By Dr. William Davis / Winona
I want to thank Jerome Christenson for his excellent column on the
developing insurance crisis in Minnesota. The fact that Minnesota has
the lowest rate of uninsured people in the country will not help
those people who get sick and die because we don’t have the
compassion to make sure that everyone has insured access to care. The
greed of the “I’ve got mine” society grows worse each day. As
competition forces employers to drop insurance coverage or offer only
high-deductible policies, the growing number of “under-insured” will
face the same choices. At the federal level we can offer big tax
breaks to the rich but we can’t afford to fund Medicare and Medicaid.

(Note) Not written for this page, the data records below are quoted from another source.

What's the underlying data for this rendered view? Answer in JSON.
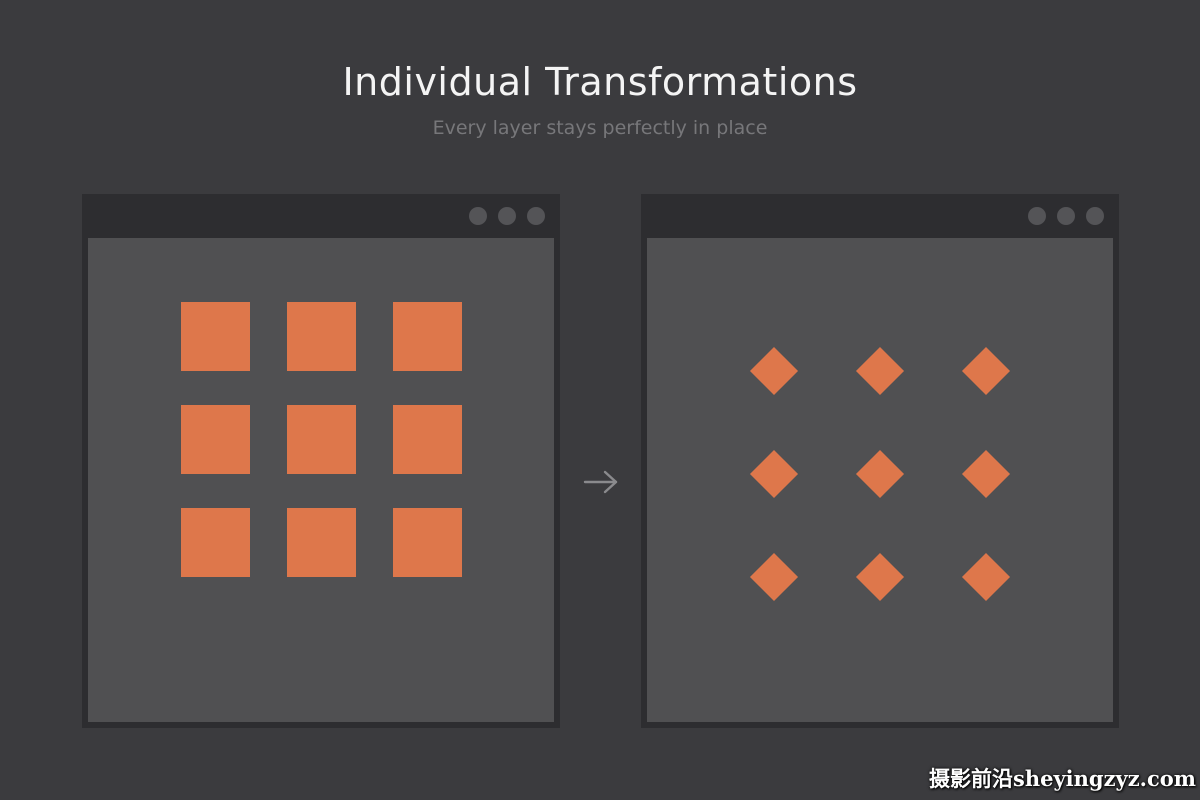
{
  "header": {
    "title": "Individual Transformations",
    "subtitle": "Every layer stays perfectly in place"
  },
  "colors": {
    "background": "#3b3b3e",
    "window_frame": "#2d2d30",
    "canvas": "#505052",
    "window_dot": "#545457",
    "shape": "#de774b",
    "arrow": "#8a8a8d"
  },
  "panels": [
    {
      "name": "before",
      "shape": "square",
      "rows": 3,
      "cols": 3,
      "rotation_deg": 0
    },
    {
      "name": "after",
      "shape": "square",
      "rows": 3,
      "cols": 3,
      "rotation_deg": 45
    }
  ],
  "connector": {
    "icon": "arrow-right-icon"
  },
  "watermark": {
    "text": "摄影前沿sheyingzyz.com"
  }
}
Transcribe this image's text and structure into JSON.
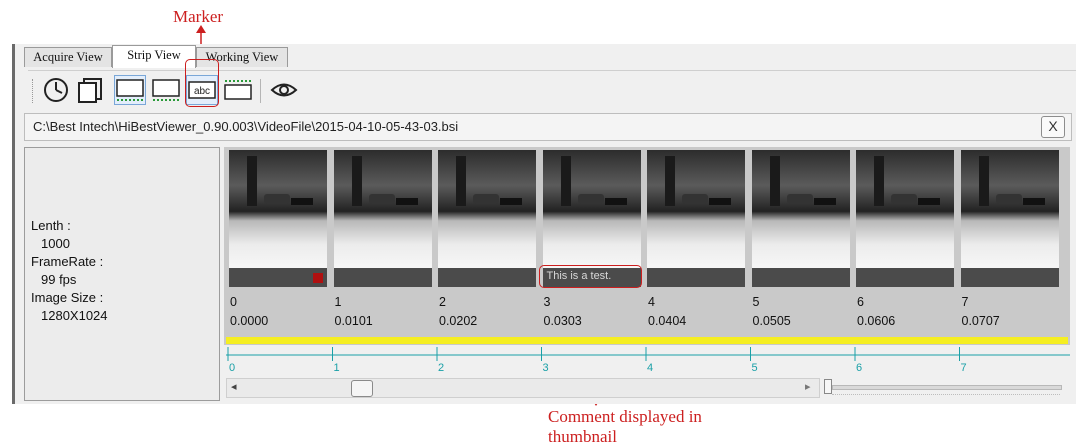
{
  "annotations": {
    "marker": "Marker",
    "comment_line1": "Comment displayed in",
    "comment_line2": "thumbnail",
    "color": "#cc1f1f"
  },
  "tabs": [
    {
      "label": "Acquire View",
      "active": false
    },
    {
      "label": "Strip View",
      "active": true
    },
    {
      "label": "Working View",
      "active": false
    }
  ],
  "toolbar": {
    "buttons": [
      "clock-icon",
      "copy-frames-icon",
      "thumbnail-strip-icon",
      "thumbnail-strip-alt-icon",
      "marker-abc-icon",
      "timeline-ruler-icon",
      "eye-icon"
    ],
    "marker_text": "abc"
  },
  "path": {
    "text": "C:\\Best Intech\\HiBestViewer_0.90.003\\VideoFile\\2015-04-10-05-43-03.bsi",
    "close": "X"
  },
  "info": {
    "length_label": "Lenth :",
    "length_value": "1000",
    "framerate_label": "FrameRate :",
    "framerate_value": "99 fps",
    "size_label": "Image Size :",
    "size_value": "1280X1024"
  },
  "frames": [
    {
      "index": "0",
      "time": "0.0000",
      "comment": ""
    },
    {
      "index": "1",
      "time": "0.0101",
      "comment": ""
    },
    {
      "index": "2",
      "time": "0.0202",
      "comment": ""
    },
    {
      "index": "3",
      "time": "0.0303",
      "comment": "This is a test."
    },
    {
      "index": "4",
      "time": "0.0404",
      "comment": ""
    },
    {
      "index": "5",
      "time": "0.0505",
      "comment": ""
    },
    {
      "index": "6",
      "time": "0.0606",
      "comment": ""
    },
    {
      "index": "7",
      "time": "0.0707",
      "comment": ""
    }
  ],
  "ruler": [
    "0",
    "1",
    "2",
    "3",
    "4",
    "5",
    "6",
    "7"
  ],
  "scroll": {
    "left_arrow": "◂",
    "right_arrow": "▸"
  },
  "colors": {
    "highlight": "#f5ee22",
    "ruler": "#1aa0a7",
    "marker": "#b01010"
  }
}
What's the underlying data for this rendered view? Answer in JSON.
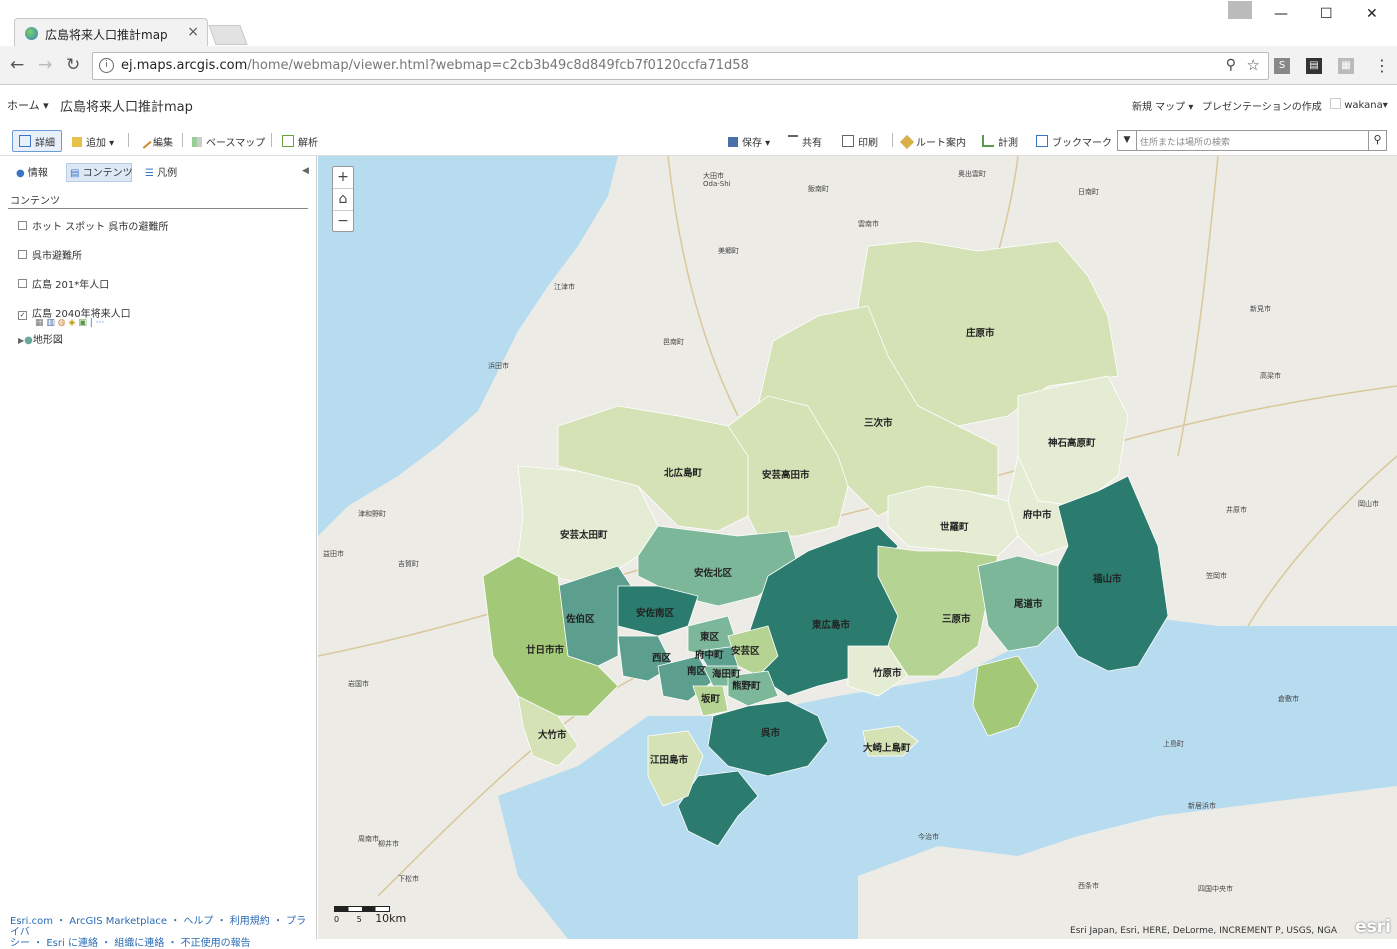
{
  "browser": {
    "tab_title": "広島将来人口推計map",
    "tab_close": "×",
    "url_main": "ej.maps.arcgis.com",
    "url_rest": "/home/webmap/viewer.html?webmap=c2cb3b49c8d849fcb7f0120ccfa71d58",
    "window_minimize": "—",
    "window_maximize": "☐",
    "window_close": "✕"
  },
  "header": {
    "home_label": "ホーム",
    "map_title": "広島将来人口推計map",
    "new_map": "新規 マップ",
    "presentation": "プレゼンテーションの作成",
    "user": "wakana"
  },
  "toolbar": {
    "details": "詳細",
    "add": "追加",
    "edit": "編集",
    "basemap": "ベースマップ",
    "analysis": "解析",
    "save": "保存",
    "share": "共有",
    "print": "印刷",
    "directions": "ルート案内",
    "measure": "計測",
    "bookmarks": "ブックマーク",
    "search_placeholder": "住所または場所の検索"
  },
  "sidebar": {
    "tabs": [
      "情報",
      "コンテンツ",
      "凡例"
    ],
    "contents_title": "コンテンツ",
    "layers": [
      {
        "label": "ホット スポット 呉市の避難所",
        "checked": false
      },
      {
        "label": "呉市避難所",
        "checked": false
      },
      {
        "label": "広島 201*年人口",
        "checked": false
      },
      {
        "label": "広島 2040年将来人口",
        "checked": true
      }
    ],
    "basemap_layer": "地形図",
    "footer_line1": "Esri.com ・ ArcGIS Marketplace ・ ヘルプ ・ 利用規約 ・ プライバ",
    "footer_line2": "シー ・ Esri に連絡 ・ 組織に連絡 ・ 不正使用の報告"
  },
  "map": {
    "attribution": "Esri Japan, Esri, HERE, DeLorme, INCREMENT P, USGS, NGA",
    "logo": "esri",
    "scale_label": "10km",
    "scale_zero": "0",
    "scale_five": "5",
    "zoom_in": "+",
    "zoom_out": "−",
    "municipalities": {
      "shobara": "庄原市",
      "miyoshi": "三次市",
      "jinseki": "神石高原町",
      "kitahiroshima": "北広島町",
      "akitakata": "安芸高田市",
      "akiota": "安芸太田町",
      "asakita": "安佐北区",
      "sera": "世羅町",
      "fuchu_city": "府中市",
      "fukuyama": "福山市",
      "asaminami": "安佐南区",
      "saeki": "佐伯区",
      "hatsukaichi": "廿日市市",
      "higashihiroshima": "東広島市",
      "mihara": "三原市",
      "onomichi": "尾道市",
      "higashi": "東区",
      "nishi": "西区",
      "aki": "安芸区",
      "fuchu_town": "府中町",
      "minami": "南区",
      "kaita": "海田町",
      "kumano": "熊野町",
      "saka": "坂町",
      "takehara": "竹原市",
      "otake": "大竹市",
      "kure": "呉市",
      "etajima": "江田島市",
      "osakikamijima": "大崎上島町"
    },
    "places": [
      "大田市",
      "Oda-Shi",
      "邑南町",
      "美郷町",
      "江津市",
      "浜田市",
      "三次市",
      "奥出雲町",
      "日南町",
      "新見市",
      "高梁市",
      "井原市",
      "笠岡市",
      "岩国市",
      "柳井市",
      "周南市",
      "下松市",
      "飯南町",
      "雲南市",
      "上島町",
      "今治市",
      "新居浜市",
      "西条市",
      "四国中央市",
      "吉賀町",
      "津和野町",
      "益田市",
      "倉敷市",
      "岡山市"
    ],
    "colors": {
      "light1": "#d4e2b6",
      "light2": "#e5ecd4",
      "mid_light": "#b5d392",
      "mid": "#a3c978",
      "teal_light": "#7db79a",
      "teal_mid": "#5c9f8f",
      "teal_dark": "#2b7c6e",
      "teal_darkest": "#1d5f55",
      "sea": "#b8dcef"
    }
  }
}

Where did we lose our way?
Facing hard choices
By Deborah Johnson / St Paul
I am one of those 30,000 people set to be cut off by MNCare. I have
worked and paid taxes my entire life. I currently am self-employed,
and use MNCare. The very things you talk about are so true. I have
been trying to figure out how to put my house in my son’s name in
case I should need to be hospitalized. I have two chronic diseases,
emphysema and rheumatoid arthritis. Either of these will leave me
uninsurable. I just learned of the $10,000 hospitalization cap this
year and have been trying to find out my best options. I have had
employees coverage my whole life, until three years ago. I may have
to give up my business and get a job again so I can have insurance. I
may have to give up everything and go on SSDI so I can receive
medical benefits. The choices are difficult to make. We would rather
pay more for our MNCare than spend down our assets, but the state
will be forcing us to hang our heads in shame and become dependent on
the state. We don’t have a lot, but let us keep our pride. Thank you
for understanding the moral dilemma, not just the financial one.

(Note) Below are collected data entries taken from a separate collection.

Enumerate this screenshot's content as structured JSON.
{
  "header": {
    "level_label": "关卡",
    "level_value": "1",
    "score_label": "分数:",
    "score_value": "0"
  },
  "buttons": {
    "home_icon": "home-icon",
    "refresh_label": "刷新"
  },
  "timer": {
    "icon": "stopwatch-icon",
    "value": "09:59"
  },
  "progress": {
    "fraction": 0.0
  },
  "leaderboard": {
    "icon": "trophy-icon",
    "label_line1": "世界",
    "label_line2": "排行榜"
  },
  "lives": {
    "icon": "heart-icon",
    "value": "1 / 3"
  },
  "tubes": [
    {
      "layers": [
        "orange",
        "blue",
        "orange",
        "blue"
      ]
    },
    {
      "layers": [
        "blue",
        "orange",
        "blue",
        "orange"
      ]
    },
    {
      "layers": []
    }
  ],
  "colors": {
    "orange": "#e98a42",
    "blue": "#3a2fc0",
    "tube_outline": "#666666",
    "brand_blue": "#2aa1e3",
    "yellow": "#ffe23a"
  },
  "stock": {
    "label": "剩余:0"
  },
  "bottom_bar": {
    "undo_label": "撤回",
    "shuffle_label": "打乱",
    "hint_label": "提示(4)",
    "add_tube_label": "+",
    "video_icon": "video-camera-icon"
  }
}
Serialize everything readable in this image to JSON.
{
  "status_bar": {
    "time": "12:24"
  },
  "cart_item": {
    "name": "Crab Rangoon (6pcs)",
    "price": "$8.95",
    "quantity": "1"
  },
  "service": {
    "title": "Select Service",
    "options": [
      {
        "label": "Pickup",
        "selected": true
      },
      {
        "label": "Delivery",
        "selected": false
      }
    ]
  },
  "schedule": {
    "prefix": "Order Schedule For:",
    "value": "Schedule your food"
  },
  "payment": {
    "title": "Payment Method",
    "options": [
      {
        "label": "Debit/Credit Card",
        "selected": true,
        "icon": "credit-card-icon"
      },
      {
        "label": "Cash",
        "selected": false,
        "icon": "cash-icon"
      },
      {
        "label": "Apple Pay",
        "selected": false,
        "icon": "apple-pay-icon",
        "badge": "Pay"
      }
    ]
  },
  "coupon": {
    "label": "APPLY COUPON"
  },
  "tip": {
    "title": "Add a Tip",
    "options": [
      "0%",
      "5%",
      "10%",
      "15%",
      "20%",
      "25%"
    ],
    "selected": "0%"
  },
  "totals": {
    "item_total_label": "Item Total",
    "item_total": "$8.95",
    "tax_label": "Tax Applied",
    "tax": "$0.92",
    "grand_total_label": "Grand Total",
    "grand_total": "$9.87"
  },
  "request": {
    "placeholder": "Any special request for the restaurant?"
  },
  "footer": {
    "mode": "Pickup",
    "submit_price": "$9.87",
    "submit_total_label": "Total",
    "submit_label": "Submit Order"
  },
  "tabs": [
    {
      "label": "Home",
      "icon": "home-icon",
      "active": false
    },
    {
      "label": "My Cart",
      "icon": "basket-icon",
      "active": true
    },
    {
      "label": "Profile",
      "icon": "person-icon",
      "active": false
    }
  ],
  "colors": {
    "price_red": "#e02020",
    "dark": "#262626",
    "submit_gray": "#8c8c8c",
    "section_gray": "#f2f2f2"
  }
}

Was life better under the bridge?
By Mike Neil / Winona
You don’t have to be a communist to know that what’s good for your
neighbor is good for you. In fact, isn’t that in the Bible, too? If
the people around you are healthy, it affects you, too.
Now, I’m not one to complain about what I have. I’ve lived on
nothing, under a bridge - but now I’m older and have a family of my
own. I am on the MFIP program and am very grateful because the street
is no place to be with a 4-year-old.
Now Gov. Tim Pawlenty has me working 40 hours a week at $5.15 an hour
on the Welfare to Work program. Don’t get me wrong, I like the work -
it’s the pay that kills me. I have to pay someone else to raise my
son so I can go to work for someone else just to bring home $5 an
hour.
Now let me tie in what Jerome Christenson was saying (April 27). I
recently had another “episode” where I woke up choking and couldn’t
breathe. I decided, finally, to go to see a doctor. When I got there,
they tell me I can’t see a doctor until I pay a co-pay that Pawlenty
just put into effect. I had no money, so I was forced to “spare
change” to see a doctor.
Look, I’ve “spare changed” for a 40-ounce malt liquor, but never to
see a doctor.
To make a long story short, they want to do a sleep study on me, and
I don’t know if I am going to be able to afford it.
Sometimes I wonder if I was better off living under that bridge.